Any cross-country skier knows that what they do is a sport that uses the whole body. After a competition or a cross-country ski training session, your legs will be tired, but also your arms and maybe your back and abs or many more specific muscle groups that often do not receive a specific training. But playing a sport that uses the whole body does not mean that all these muscles are contributing equally.
Cheating muscles
The arms are not as efficient at extracting oxygen during exercise. The results obtained in different studies on the double-cane movement strongly supported this existing pattern. All this despite the fact that athletes trained in endurance sports such as cross-country skiing are known to be better at extracting oxygen from the blood to the muscles, which contributes to their efficiency in these types of sports.
The ability to send more blood throughout the body with fresh oxygen helps, but the ability of the muscles to extract oxygen is also or even more important. If oxygen is not available, the muscles cannot use it and in aerobic exercise they have to use it. Oxygen is an essential element in the process that breaks down glucose into ATP. So what does this mean for skiers who only rely on their arms and not their legs to propel themselves through the snow? maybe a change in technique.

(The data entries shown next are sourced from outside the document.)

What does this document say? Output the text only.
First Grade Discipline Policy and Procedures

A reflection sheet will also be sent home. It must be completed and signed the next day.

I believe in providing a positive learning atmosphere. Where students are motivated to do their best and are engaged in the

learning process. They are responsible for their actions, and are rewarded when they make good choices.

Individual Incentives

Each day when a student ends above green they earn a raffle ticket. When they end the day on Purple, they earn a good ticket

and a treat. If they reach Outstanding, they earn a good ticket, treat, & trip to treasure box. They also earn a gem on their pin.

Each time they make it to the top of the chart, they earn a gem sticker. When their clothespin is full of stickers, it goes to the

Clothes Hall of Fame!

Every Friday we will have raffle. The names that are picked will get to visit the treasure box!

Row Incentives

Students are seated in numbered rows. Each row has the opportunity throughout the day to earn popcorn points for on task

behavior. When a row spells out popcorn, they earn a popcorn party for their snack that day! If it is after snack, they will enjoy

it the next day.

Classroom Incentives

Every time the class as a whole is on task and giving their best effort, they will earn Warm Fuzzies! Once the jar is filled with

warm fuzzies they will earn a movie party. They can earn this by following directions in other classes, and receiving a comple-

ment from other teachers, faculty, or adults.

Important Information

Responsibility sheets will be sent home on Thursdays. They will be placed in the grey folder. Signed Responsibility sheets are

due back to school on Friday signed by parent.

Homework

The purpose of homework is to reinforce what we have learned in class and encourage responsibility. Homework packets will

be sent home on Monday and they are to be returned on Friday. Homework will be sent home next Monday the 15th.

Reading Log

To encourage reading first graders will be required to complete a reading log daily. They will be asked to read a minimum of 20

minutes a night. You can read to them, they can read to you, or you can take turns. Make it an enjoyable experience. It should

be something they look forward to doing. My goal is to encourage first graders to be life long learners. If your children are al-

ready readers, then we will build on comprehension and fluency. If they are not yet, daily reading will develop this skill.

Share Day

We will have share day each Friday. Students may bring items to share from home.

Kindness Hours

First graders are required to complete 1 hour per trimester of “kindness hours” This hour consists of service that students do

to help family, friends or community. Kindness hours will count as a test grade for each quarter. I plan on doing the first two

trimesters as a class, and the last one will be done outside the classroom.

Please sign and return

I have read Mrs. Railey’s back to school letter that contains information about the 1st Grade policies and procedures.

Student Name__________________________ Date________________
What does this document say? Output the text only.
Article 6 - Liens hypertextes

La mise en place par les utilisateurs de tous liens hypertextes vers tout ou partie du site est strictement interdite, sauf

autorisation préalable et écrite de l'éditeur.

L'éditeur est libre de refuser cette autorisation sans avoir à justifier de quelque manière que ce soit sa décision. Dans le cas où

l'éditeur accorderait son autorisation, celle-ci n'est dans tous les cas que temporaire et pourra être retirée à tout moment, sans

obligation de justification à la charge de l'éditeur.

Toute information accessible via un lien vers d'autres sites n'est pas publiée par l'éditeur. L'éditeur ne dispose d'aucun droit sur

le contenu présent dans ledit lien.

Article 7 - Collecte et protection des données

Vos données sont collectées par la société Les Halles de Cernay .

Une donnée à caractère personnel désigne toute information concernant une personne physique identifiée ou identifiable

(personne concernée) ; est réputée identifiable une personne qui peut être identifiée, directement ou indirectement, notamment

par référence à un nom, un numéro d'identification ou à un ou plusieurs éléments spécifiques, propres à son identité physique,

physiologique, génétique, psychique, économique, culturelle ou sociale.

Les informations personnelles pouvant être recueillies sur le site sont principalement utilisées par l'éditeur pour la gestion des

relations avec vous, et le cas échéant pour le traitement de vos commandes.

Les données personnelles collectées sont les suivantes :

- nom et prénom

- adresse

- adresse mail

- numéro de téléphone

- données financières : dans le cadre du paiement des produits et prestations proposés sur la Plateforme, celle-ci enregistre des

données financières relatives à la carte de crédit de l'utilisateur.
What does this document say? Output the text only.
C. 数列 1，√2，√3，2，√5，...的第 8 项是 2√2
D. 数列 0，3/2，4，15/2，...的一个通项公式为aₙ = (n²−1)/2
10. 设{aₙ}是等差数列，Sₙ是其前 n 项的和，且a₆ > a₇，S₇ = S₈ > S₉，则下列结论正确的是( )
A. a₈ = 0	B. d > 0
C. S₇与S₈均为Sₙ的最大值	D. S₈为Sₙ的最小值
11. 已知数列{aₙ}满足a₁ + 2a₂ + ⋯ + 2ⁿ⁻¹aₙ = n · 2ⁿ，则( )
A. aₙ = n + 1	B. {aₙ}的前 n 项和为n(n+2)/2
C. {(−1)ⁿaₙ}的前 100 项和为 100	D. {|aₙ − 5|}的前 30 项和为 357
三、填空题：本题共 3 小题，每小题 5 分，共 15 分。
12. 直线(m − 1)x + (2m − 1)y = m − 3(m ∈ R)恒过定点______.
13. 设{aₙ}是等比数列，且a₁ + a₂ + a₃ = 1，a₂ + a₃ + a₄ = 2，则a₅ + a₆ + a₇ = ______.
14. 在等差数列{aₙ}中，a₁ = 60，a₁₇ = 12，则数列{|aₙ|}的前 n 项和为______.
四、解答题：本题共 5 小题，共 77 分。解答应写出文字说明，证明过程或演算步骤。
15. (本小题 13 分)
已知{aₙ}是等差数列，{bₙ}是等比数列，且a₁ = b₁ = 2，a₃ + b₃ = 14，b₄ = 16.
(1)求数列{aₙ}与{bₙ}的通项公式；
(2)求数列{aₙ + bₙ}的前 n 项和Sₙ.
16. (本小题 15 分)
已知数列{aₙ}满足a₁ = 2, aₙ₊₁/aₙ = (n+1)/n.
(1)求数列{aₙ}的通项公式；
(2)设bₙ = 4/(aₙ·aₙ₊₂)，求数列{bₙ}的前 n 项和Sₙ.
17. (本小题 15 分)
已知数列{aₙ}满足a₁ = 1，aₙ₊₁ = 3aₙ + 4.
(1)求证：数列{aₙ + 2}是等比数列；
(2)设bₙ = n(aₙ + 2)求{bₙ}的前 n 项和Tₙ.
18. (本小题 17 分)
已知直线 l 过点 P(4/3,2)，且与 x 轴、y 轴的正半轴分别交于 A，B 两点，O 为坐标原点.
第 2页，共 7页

Why are the arms so inefficient?
For whatever reason, the arms are not as good at extracting oxygen as the legs. It is not a specific problem of cross-country skiing, having already been shown in studies that evaluated specific arm and leg exercises separately and on the other hand activities of the whole body.
It is also a matter of debate whether the amount of specific upper body training can help as some studies have found that this type of training increases oxygen extraction significantly, but others have found that it doesn’t make much of a difference.
For cross-country skiing, the extraction of oxygen by the arm muscles is somewhat technique dependent.
Near the lactate threshold and maximum effort the arms have a lower oxygen extraction capacity and higher lactate levels, but after exertion the accumulated lactate is eliminated from the arm muscles more quickly.
In alternate or alternate gait, the arms generate half the propulsion of the body, but the force generated by the legs is actually higher than that of the arms. In this technique when the intensity and workload increase, the strength of the arms remains almost the same, while most of the gains in speed come from the gradual increase in the force generated by the legs.
So in this technique it is perhaps not surprising that the arms do not play such an efficient role. Although they are important, the legs are what make the difference in speed. But what about the double baton technique?
Despite the fact that the upper part of the body generates almost all of the propulsion of a skier on a double pole, the extraction of oxygen by the muscles of the arms is still lower than by the muscles of the legs in this type of movement and It does not seem to change with the effectiveness of exercise (technical improvement). In addition, the oxygen extraction of the arms is on average lower during the exercise with the double pole compared to the contribution of the legs compared to some previous studies carried out in alternate gait.
Conclution
Doing more double poles in sessions to shine in our runs could put into question how upper body strength or the amount of long double pole training sessions really matter as well.
The fact of doing more hours of training does not necessarily mean better oxygen extraction by the arms, this maybe not exactly great news for runners who only think about doing long hours to reach their goals, but we can contribute some possible keys to increasing oxygen extraction by the arms. For example, giving more recovery time during each cycle of oscillation of the poles can give us an improvement in efficiency. Skiers who use their legs more in double poles (keep the body upright, extend and flex the hips, knees and ankles) are able to extract more oxygen from both the upper and lower body.
Only upper body training can’t really overcome some of the physiological limitations to make those muscles more efficient. But spend a few hours doing double batons focusing the attention on performing a good, efficient and effective technique if it can allow us physiological improvements.
References
- Stoggl, T., Bjorklund, G., and Holmberg, H.-C., 2013. Biomechanical determinants of oxygen extraction during cross country skiing. Scandinavian Journal of Medicine and Science in Sports 23: e9-e20.
- Calbet, JAL, Holmberg, H.-C., Rosdahl, H., van Hall, G., Jensen-Urstad, M., and Saltin, B., 2005. Why do arms extract less oxygen than legs during exercise? American Journal of Physiology – Regulatory, Integrative, and Comparative Physiology 289: R1448-R1458.
- Bjorklund, G., Stoggl, T., and Holmberg, HC, 2010. Biomechanically influenced differences in O2 extraction in diagonal skiing: arm versus leg. Medicine and Science in Sports and Exercise 42: 1899-1908.